From: Wanlong Gao <gaowanlong@cn.fujitsu.com>
To: Eduardo Habkost <ehabkost@redhat.com>
Cc: aarcange@redhat.com, qemu-devel@nongnu.org,
Blue Swirl <blauwirbel@gmail.com>,
Anthony Liguori <anthony@codemonkey.ws>,
Paolo Bonzini <pbonzini@redhat.com>,
Wanlong Gao <gaowanlong@cn.fujitsu.com>
Subject: Re: [Qemu-devel] [PATCH 5/5] memory: able to pin guest node memory to host node manually
Date: Fri, 31 May 2013 16:45:28 +0800 [thread overview]
Message-ID: <51A86328.3040208@cn.fujitsu.com> (raw)

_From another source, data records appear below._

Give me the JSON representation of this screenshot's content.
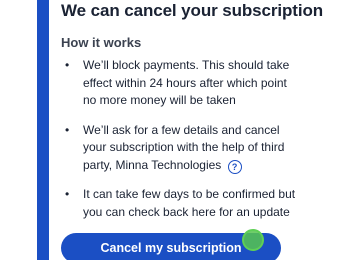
{
  "page": {
    "title": "We can cancel your subscription",
    "section_heading": "How it works"
  },
  "steps": [
    {
      "bullet": "•",
      "text": "We’ll block payments. This should take effect within 24 hours after which point no more money will be taken"
    },
    {
      "bullet": "•",
      "text": "We’ll ask for a few details and cancel your subscription with the help of third party, Minna Technologies",
      "help_icon": "question-circle-icon",
      "help_glyph": "?"
    },
    {
      "bullet": "•",
      "text": "It can take few days to be confirmed but you can check back here for an update"
    }
  ],
  "cta": {
    "label": "Cancel my subscription"
  },
  "colors": {
    "accent": "#1b4fc4",
    "touch_indicator": "#5fcf56"
  }
}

In-Reply-To: <20130530182210.GA10441@otherpad.lan.raisama.net>
On 05/31/2013 02:22 AM, Eduardo Habkost wrote:
> On Thu, May 30, 2013 at 05:57:21PM +0800, Wanlong Gao wrote:
>>> Use mbind to pin guest numa node memory to host nodes manually.
>>>
>>> If we are not able to pin memory to host node, we may meet the
>>> cross node memory access performance regression.
>>>
>>> With this patch, we can add manual pinning host node like this:
>>> -m 1024 -numa node,cpus=0,nodeid=0,mem=512,pin=0 -numa node,nodeid=1,cpus=1,mem=512,pin=1
>>>
>>> And, if PCI-passthrough is used, direct-attached-device uses DMA transfer
>>> between device and qemu process. All pages of the guest will be pinned by get_user_pages().
>>>
>>> KVM_ASSIGN_PCI_DEVICE ioctl
>>> kvm_vm_ioctl_assign_device()
>>> =>kvm_assign_device()
>>> => kvm_iommu_map_memslots()
>>> => kvm_iommu_map_pages()
>>> => kvm_pin_pages()
>>>
>>> So, with direct-attached-device, all guest page's page count will be +1 and
>>> any page migration will not work. AutoNUMA won't too. And direction by libvirt is *ignored*.
>>>
>>> Above all, we need manual pinning memory to host node to avoid
>>> such cross nodes memmory access performance regression.
>
> I believe a similar approach (letting QEMU do the pinning itself) was
> already proposed and rejected. See:
> http://article.gmane.org/gmane.comp.emulators.kvm.devel/58835
> http://article.gmane.org/gmane.comp.emulators.kvm.devel/57684
>
> An alternative approach was proposed at;
> http://article.gmane.org/gmane.comp.emulators.qemu/123001
> (exporting virtual address information directly)
>
> and another one at:
> http://article.gmane.org/gmane.comp.emulators.qemu/157741
> (keeping the files inside -mem-path-dir so they could be pinned manually
> by other programs)
>
> The approach I was planning to implement was the one proposed at:
> http://article.gmane.org/gmane.comp.emulators.kvm.devel/93476
> (exporting memory backing information through QMP, instead of depending
> on predictable filenames on -mem-path-dir)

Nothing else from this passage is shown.